6. N’évoquez jamais « votre » théorie, mais les canaux de transmission de votre politique monétaire, quitte à en ajouter au besoin. Une banque centrale est éclectique, l’essentiel étant que « ça marche ». Elle sait que la monnaie finit toujours en inflation, puisqu’elle en crée et en laisse créer beaucoup, pour éviter le pire : la déflation, et pour faire tourner la machine le reste du temps. Donc, elle fait toujours face à l’inflation, sa créature, et doit monter ses taux pour la calmer, vers 2 % bien sûr.

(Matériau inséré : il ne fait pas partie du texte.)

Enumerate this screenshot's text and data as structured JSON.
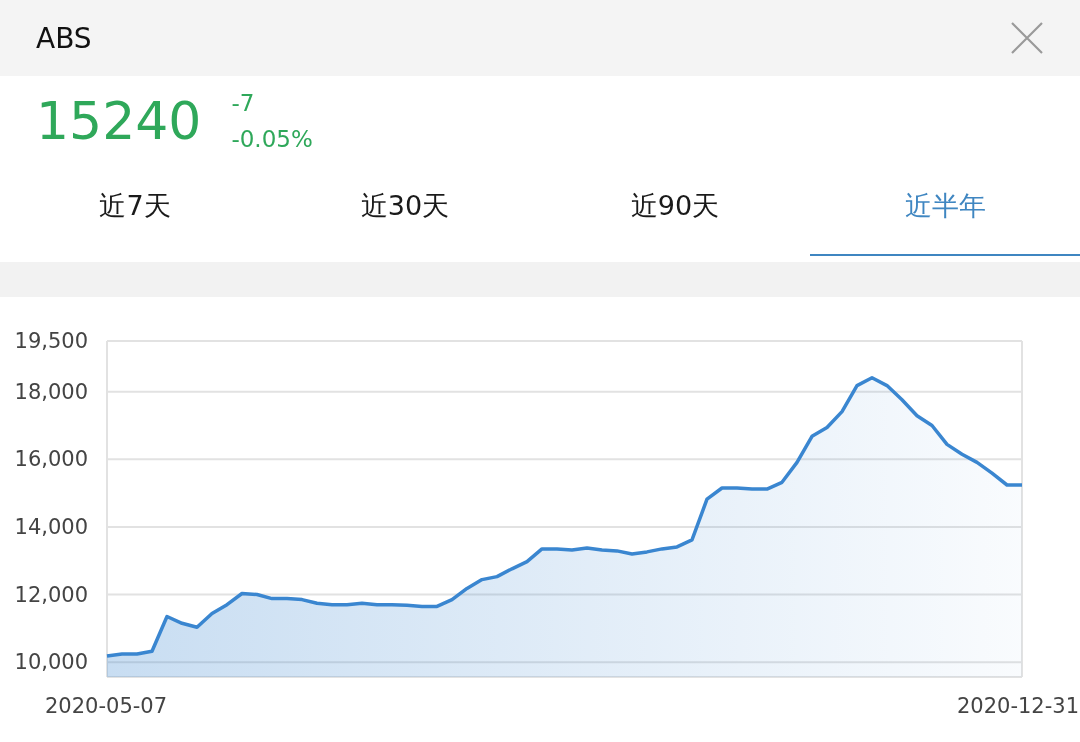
{
  "header": {
    "title": "ABS"
  },
  "quote": {
    "price": "15240",
    "change": "-7",
    "change_percent": "-0.05%"
  },
  "tabs": [
    {
      "label": "近7天",
      "selected": false
    },
    {
      "label": "近30天",
      "selected": false
    },
    {
      "label": "近90天",
      "selected": false
    },
    {
      "label": "近半年",
      "selected": true
    }
  ],
  "chart": {
    "chart_data": {
      "type": "area",
      "ylim": [
        9560,
        19500
      ],
      "yticks": [
        {
          "value": 10000,
          "label": "10,000"
        },
        {
          "value": 12000,
          "label": "12,000"
        },
        {
          "value": 14000,
          "label": "14,000"
        },
        {
          "value": 16000,
          "label": "16,000"
        },
        {
          "value": 18000,
          "label": "18,000"
        },
        {
          "value": 19500,
          "label": "19,500"
        }
      ],
      "grid": true,
      "series": [
        {
          "color": "#3a86d0",
          "values": [
            10180,
            10240,
            10240,
            10320,
            11350,
            11150,
            11030,
            11440,
            11700,
            12030,
            12000,
            11880,
            11880,
            11850,
            11740,
            11700,
            11700,
            11740,
            11700,
            11700,
            11680,
            11650,
            11650,
            11850,
            12180,
            12440,
            12530,
            12760,
            12970,
            13350,
            13350,
            13320,
            13380,
            13320,
            13290,
            13200,
            13260,
            13350,
            13410,
            13620,
            14820,
            15150,
            15150,
            15120,
            15120,
            15320,
            15910,
            16680,
            16940,
            17410,
            18180,
            18410,
            18180,
            17760,
            17290,
            17000,
            16440,
            16150,
            15910,
            15590,
            15240,
            15240
          ]
        }
      ]
    },
    "x_axis_labels": [
      "2020-05-07",
      "2020-12-31"
    ]
  }
}
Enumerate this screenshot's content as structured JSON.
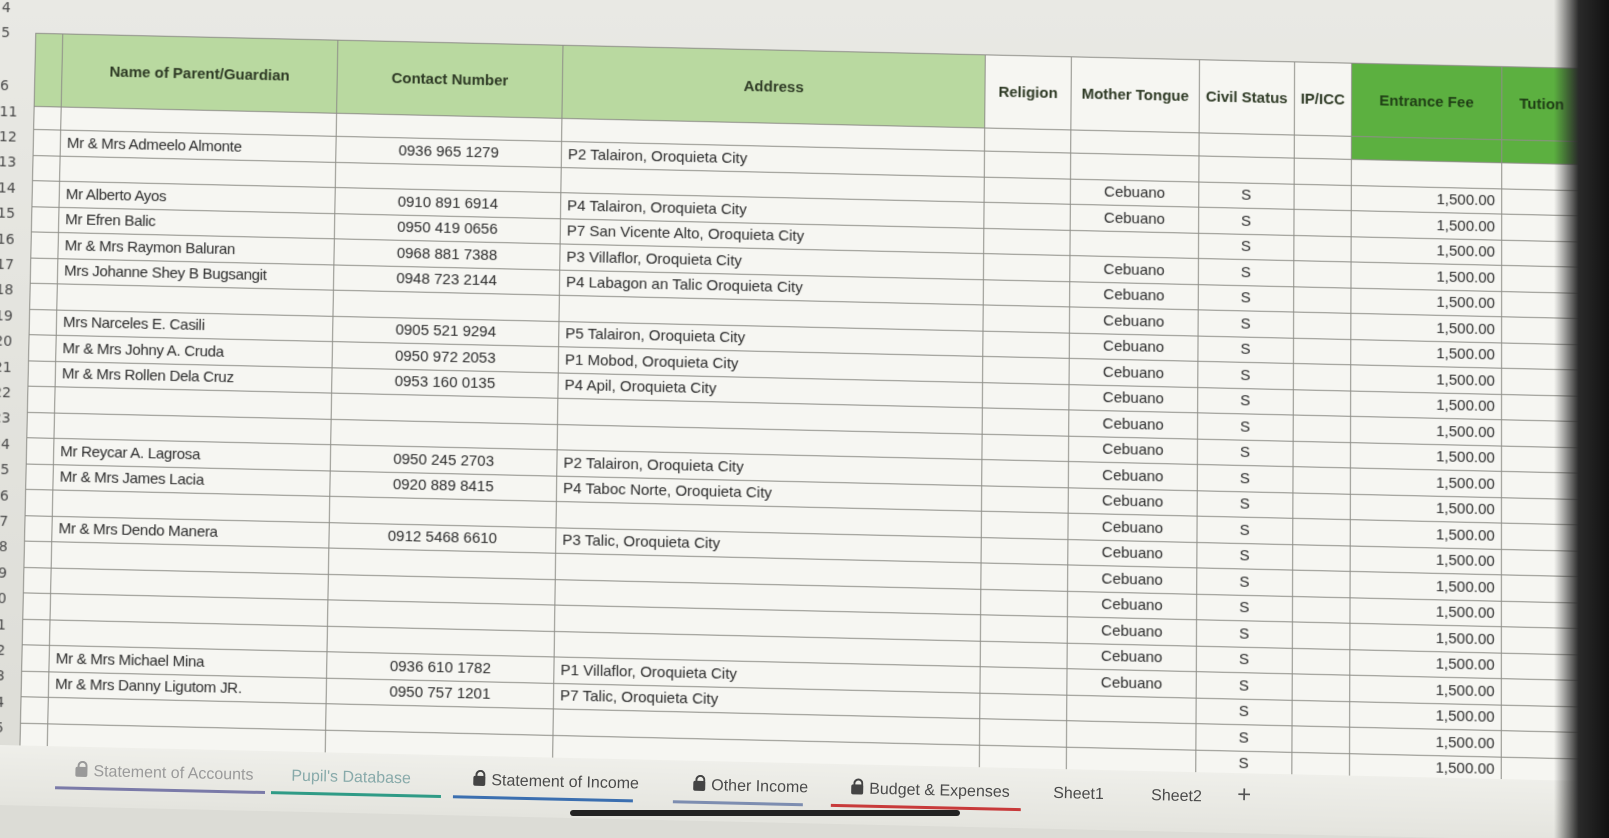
{
  "row_numbers": [
    "4",
    "5",
    "6",
    "11",
    "12",
    "13",
    "14",
    "15",
    "16",
    "17",
    "18",
    "19",
    "20",
    "21",
    "22",
    "23",
    "24",
    "25",
    "26",
    "27",
    "28",
    "29",
    "30",
    "31",
    "32",
    "33",
    "34",
    "35"
  ],
  "headers": {
    "name": "Name of Parent/Guardian",
    "contact": "Contact Number",
    "address": "Address",
    "religion": "Religion",
    "mother_tongue": "Mother Tongue",
    "civil_status": "Civil Status",
    "ip_icc": "IP/ICC",
    "entrance_fee": "Entrance Fee",
    "tuition": "Tution"
  },
  "rows": [
    {
      "num": "12",
      "name": "Mr & Mrs Admeelo Almonte",
      "contact": "0936 965 1279",
      "address": "P2 Talairon, Oroquieta City",
      "mt": "",
      "cs": "",
      "fee": ""
    },
    {
      "num": "13",
      "name": "",
      "contact": "",
      "address": "",
      "mt": "Cebuano",
      "cs": "S",
      "fee": "1,500.00"
    },
    {
      "num": "14",
      "name": "Mr Alberto Ayos",
      "contact": "0910 891 6914",
      "address": "P4 Talairon, Oroquieta City",
      "mt": "Cebuano",
      "cs": "S",
      "fee": "1,500.00"
    },
    {
      "num": "15",
      "name": "Mr Efren Balic",
      "contact": "0950 419 0656",
      "address": "P7 San Vicente Alto, Oroquieta City",
      "mt": "",
      "cs": "S",
      "fee": "1,500.00"
    },
    {
      "num": "16",
      "name": "Mr & Mrs Raymon Baluran",
      "contact": "0968 881 7388",
      "address": "P3 Villaflor, Oroquieta City",
      "mt": "Cebuano",
      "cs": "S",
      "fee": "1,500.00"
    },
    {
      "num": "17",
      "name": "Mrs Johanne Shey B Bugsangit",
      "contact": "0948 723 2144",
      "address": "P4 Labagon an Talic Oroquieta City",
      "mt": "Cebuano",
      "cs": "S",
      "fee": "1,500.00"
    },
    {
      "num": "18",
      "name": "",
      "contact": "",
      "address": "",
      "mt": "Cebuano",
      "cs": "S",
      "fee": "1,500.00"
    },
    {
      "num": "19",
      "name": "Mrs Narceles E. Casili",
      "contact": "0905 521 9294",
      "address": "P5 Talairon, Oroquieta City",
      "mt": "Cebuano",
      "cs": "S",
      "fee": "1,500.00"
    },
    {
      "num": "20",
      "name": "Mr & Mrs Johny A. Cruda",
      "contact": "0950 972 2053",
      "address": "P1 Mobod, Oroquieta City",
      "mt": "Cebuano",
      "cs": "S",
      "fee": "1,500.00"
    },
    {
      "num": "21",
      "name": "Mr & Mrs Rollen Dela Cruz",
      "contact": "0953 160 0135",
      "address": "P4 Apil, Oroquieta City",
      "mt": "Cebuano",
      "cs": "S",
      "fee": "1,500.00"
    },
    {
      "num": "22",
      "name": "",
      "contact": "",
      "address": "",
      "mt": "Cebuano",
      "cs": "S",
      "fee": "1,500.00"
    },
    {
      "num": "23",
      "name": "",
      "contact": "",
      "address": "",
      "mt": "Cebuano",
      "cs": "S",
      "fee": "1,500.00"
    },
    {
      "num": "24",
      "name": "Mr Reycar A. Lagrosa",
      "contact": "0950 245 2703",
      "address": "P2 Talairon, Oroquieta City",
      "mt": "Cebuano",
      "cs": "S",
      "fee": "1,500.00"
    },
    {
      "num": "25",
      "name": "Mr & Mrs James Lacia",
      "contact": "0920 889 8415",
      "address": "P4 Taboc Norte, Oroquieta City",
      "mt": "Cebuano",
      "cs": "S",
      "fee": "1,500.00"
    },
    {
      "num": "26",
      "name": "",
      "contact": "",
      "address": "",
      "mt": "Cebuano",
      "cs": "S",
      "fee": "1,500.00"
    },
    {
      "num": "27",
      "name": "Mr & Mrs Dendo Manera",
      "contact": "0912 5468 6610",
      "address": "P3 Talic, Oroquieta City",
      "mt": "Cebuano",
      "cs": "S",
      "fee": "1,500.00"
    },
    {
      "num": "28",
      "name": "",
      "contact": "",
      "address": "",
      "mt": "Cebuano",
      "cs": "S",
      "fee": "1,500.00"
    },
    {
      "num": "29",
      "name": "",
      "contact": "",
      "address": "",
      "mt": "Cebuano",
      "cs": "S",
      "fee": "1,500.00"
    },
    {
      "num": "30",
      "name": "",
      "contact": "",
      "address": "",
      "mt": "Cebuano",
      "cs": "S",
      "fee": "1,500.00"
    },
    {
      "num": "31",
      "name": "",
      "contact": "",
      "address": "",
      "mt": "Cebuano",
      "cs": "S",
      "fee": "1,500.00"
    },
    {
      "num": "32",
      "name": "Mr & Mrs Michael Mina",
      "contact": "0936 610 1782",
      "address": "P1 Villaflor, Oroquieta City",
      "mt": "Cebuano",
      "cs": "S",
      "fee": "1,500.00"
    },
    {
      "num": "33",
      "name": "Mr & Mrs Danny Ligutom JR.",
      "contact": "0950 757 1201",
      "address": "P7 Talic, Oroquieta City",
      "mt": "",
      "cs": "S",
      "fee": "1,500.00"
    },
    {
      "num": "34",
      "name": "",
      "contact": "",
      "address": "",
      "mt": "",
      "cs": "S",
      "fee": "1,500.00"
    },
    {
      "num": "35",
      "name": "",
      "contact": "",
      "address": "",
      "mt": "",
      "cs": "S",
      "fee": "1,500.00"
    }
  ],
  "tabs": [
    {
      "label": "Statement of Accounts",
      "locked": true,
      "state": "faded",
      "underline": "#7a7aa8"
    },
    {
      "label": "Pupil's Database",
      "locked": false,
      "state": "active",
      "underline": "#2f9b86"
    },
    {
      "label": "Statement of Income",
      "locked": true,
      "state": "normal",
      "underline": "#3b6fb0"
    },
    {
      "label": "Other Income",
      "locked": true,
      "state": "normal",
      "underline": "#7d8db0"
    },
    {
      "label": "Budget & Expenses",
      "locked": true,
      "state": "normal",
      "underline": "#c83a3a"
    },
    {
      "label": "Sheet1",
      "locked": false,
      "state": "normal",
      "underline": ""
    },
    {
      "label": "Sheet2",
      "locked": false,
      "state": "normal",
      "underline": ""
    }
  ],
  "add_sheet": "+",
  "colors": {
    "header_green": "#b9d9a0",
    "header_green_strong": "#5cb040"
  }
}
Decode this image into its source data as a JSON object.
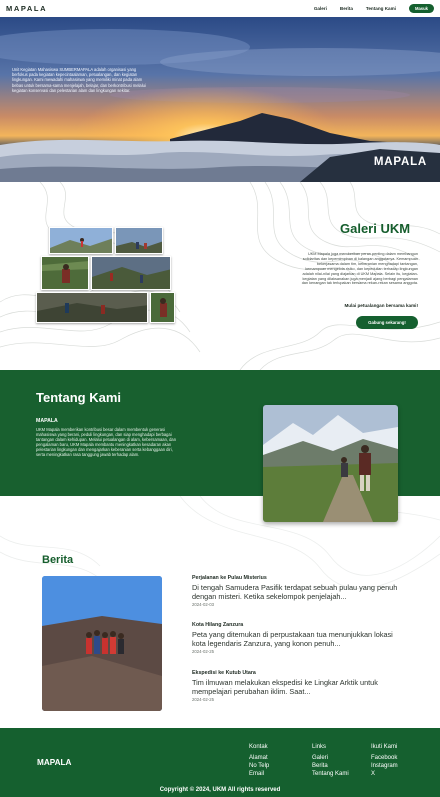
{
  "nav": {
    "brand": "MAPALA",
    "links": [
      "Galeri",
      "Berita",
      "Tentang Kami"
    ],
    "cta": "Masuk"
  },
  "hero": {
    "text": "Unit Kegiatan Mahasiswa SUMBERMAPALA adalah organisasi yang berfokus pada kegiatan kepecintaalaman, petualangan, dan kegiatan lingkungan. Kami mewadahi mahasiswa yang memiliki minat pada alam bebas untuk bersama-sama menjelajah, belajar, dan berkontribusi melalui kegiatan konservasi dan pelestarian alam dan lingkungan sekitar.",
    "title": "MAPALA"
  },
  "gallery": {
    "title": "Galeri UKM",
    "description": "UKM Mapala juga memberikan peran penting dalam membangun solidaritas dan kepemimpinan di kalangan anggotanya. Kemampuan bekerjasama dalam tim, keberanian menghadapi tantangan, kemampuan mengelola risiko, dan kepedulian terhadap lingkungan adalah nilai-nilai yang diajarkan di UKM Mapala. Selain itu, kegiatan-kegiatan yang dilaksanakan juga menjadi ajang berbagi pengalaman dan kenangan tak terlupakan bersama rekan-rekan sesama anggota.",
    "join_text": "Mulai petualangan bersama kami!",
    "button": "Gabung sekarang!"
  },
  "about": {
    "title": "Tentang Kami",
    "subtitle": "MAPALA",
    "text": "UKM Mapala memberikan kontribusi besar dalam membentuk generasi mahasiswa yang berani, peduli lingkungan, dan siap menghadapi berbagai tantangan dalam kehidupan. Melalui petualangan di alam, kebersamaan, dan pengalaman baru, UKM Mapala membantu meningkatkan kesadaran akan pelestarian lingkungan dan mengajarkan keberanian serta kebanggaan diri, serta meningkatkan rasa tanggung jawab terhadap alam."
  },
  "news": {
    "title": "Berita",
    "items": [
      {
        "title": "Perjalanan ke Pulau Misterius",
        "summary": "Di tengah Samudera Pasifik terdapat sebuah pulau yang penuh dengan misteri. Ketika sekelompok penjelajah...",
        "date": "2024-02-03"
      },
      {
        "title": "Kota Hilang Zanzura",
        "summary": "Peta yang ditemukan di perpustakaan tua menunjukkan lokasi kota legendaris Zanzura, yang konon penuh...",
        "date": "2024-02-25"
      },
      {
        "title": "Ekspedisi ke Kutub Utara",
        "summary": "Tim ilmuwan melakukan ekspedisi ke Lingkar Arktik untuk mempelajari perubahan iklim. Saat...",
        "date": "2024-02-25"
      }
    ]
  },
  "footer": {
    "brand": "MAPALA",
    "columns": [
      {
        "heading": "Kontak",
        "items": [
          "Alamat",
          "No Telp",
          "Email"
        ]
      },
      {
        "heading": "Links",
        "items": [
          "Galeri",
          "Berita",
          "Tentang Kami"
        ]
      },
      {
        "heading": "Ikuti Kami",
        "items": [
          "Facebook",
          "Instagram",
          "X"
        ]
      }
    ],
    "copyright": "Copyright © 2024, UKM All rights reserved"
  }
}
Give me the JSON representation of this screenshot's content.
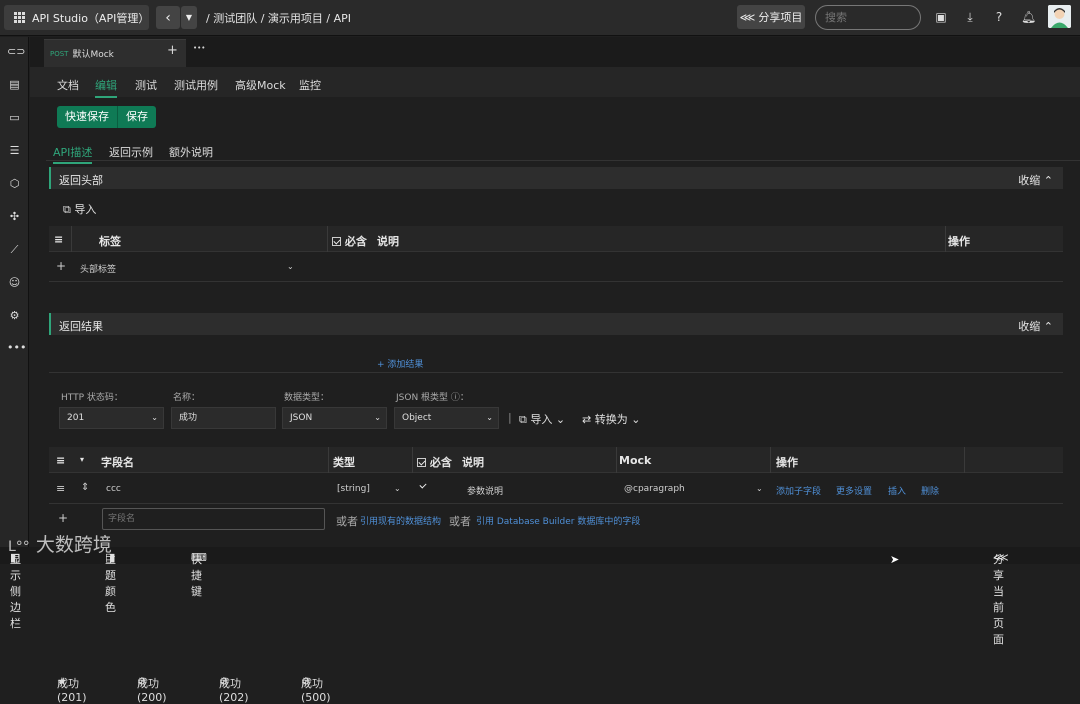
{
  "app": {
    "title": "API Studio（API管理）"
  },
  "breadcrumb": {
    "text": "/ 测试团队 / 演示用项目 / API"
  },
  "header": {
    "share_label": "分享项目",
    "search_placeholder": "搜索"
  },
  "doc_tab": {
    "method": "POST",
    "name": "默认Mock",
    "add": "+",
    "more": "•••"
  },
  "subnav": {
    "items": [
      "文档",
      "编辑",
      "测试",
      "测试用例",
      "高级Mock",
      "监控"
    ],
    "active": "编辑"
  },
  "actions": {
    "quick_save": "快速保存",
    "save": "保存"
  },
  "desc_tabs": [
    "API描述",
    "返回示例",
    "额外说明"
  ],
  "response_headers": {
    "title": "返回头部",
    "collapse": "收缩",
    "import": "导入",
    "columns": {
      "tag": "标签",
      "required": "必含",
      "desc": "说明",
      "ops": "操作"
    },
    "add_row_placeholder": "头部标签"
  },
  "response_results": {
    "title": "返回结果",
    "collapse": "收缩",
    "tabs": [
      "成功 (201)",
      "成功 (200)",
      "成功 (202)",
      "成功 (500)"
    ],
    "add_result": "+ 添加结果",
    "fields": {
      "http_code_label": "HTTP 状态码：",
      "http_code": "201",
      "name_label": "名称：",
      "name": "成功",
      "data_type_label": "数据类型：",
      "data_type": "JSON",
      "root_type_label": "JSON 根类型 ⓘ：",
      "root_type": "Object",
      "import": "导入",
      "convert": "转换为"
    },
    "columns": {
      "field": "字段名",
      "type": "类型",
      "required": "必含",
      "desc": "说明",
      "mock": "Mock",
      "ops": "操作"
    },
    "rows": [
      {
        "field": "ccc",
        "type": "[string]",
        "desc": "参数说明",
        "mock": "@cparagraph",
        "ops": [
          "添加子字段",
          "更多设置",
          "插入",
          "删除"
        ]
      }
    ],
    "new_row": {
      "placeholder": "字段名",
      "or1": "或者",
      "ref_struct": "引用现有的数据结构",
      "or2": "或者",
      "ref_db": "引用 Database Builder 数据库中的字段"
    }
  },
  "footer": {
    "show_sidebar": "显示侧边栏",
    "theme_color": "主题颜色",
    "shortcuts": "快捷键",
    "share_page": "分享当前页面"
  },
  "watermark": "大数跨境"
}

7. Ne soyez surtout pas lié(e) à des « règles », de Taylor ou autres. Pour dire que vous naviguez à vue, vous indiquerez plutôt que vous êtes data-dependent. Et, pour préciser vos intentions, vous donnerez deux ou trois de vos prochains mouvements dans des formulations assez vagues, de façon à créer une « ambiguïté stratégique », dans laquelle vous pourrez tranquillement avancer. Vous pourrez y ajouter « gradualisme » et « flexibilité ».

8. Et en cas de difficulté, utilisez toujours le spectre de 1929 pour calmer les critiques et gagner du temps.

Application pour la Fed le 15 juin : facile, hausser les taux de 0,75 % et annoncer des doses voisines. Aux autres, les problèmes !

Application pour la BCE, le 9 juin : plus difficile, annoncer + 0,25 % en juillet et peut-être + 0,5 % en septembre. Mais pour éviter le risque italien de dislocation, préparez un bazooka et surtout lisez le maître Draghi en 2012 !

Jean-Paul Betbèze Professeur émérite à l’université Panthéon Assas

Jean-Paul Betbèze, économiste, diplômé d’HEC, docteur d’Etat agrégé de sciences économiques. Il a commencé sa carrière dans l’enseignement en tant que professeur d’université, notamment à Paris II-Panthéon Assas à partir de 1987. Entré en 1986 comme directeur d’études au Centre de recherche pour l’étude et l’observation des conditions de vie (Credoc), il rejoint trois ans plus tard le Crédit Lyonnais comme directeur des études économiques et financières, puis en 1995, comme directeur de la stratégie. En 2003, il est promu conseiller du président et du directeur général de Crédit Agricole, puis directeur des études économiques et chef économiste. Il a crée sa propre structure de conseil en 2013. Membre du Cercle des économistes.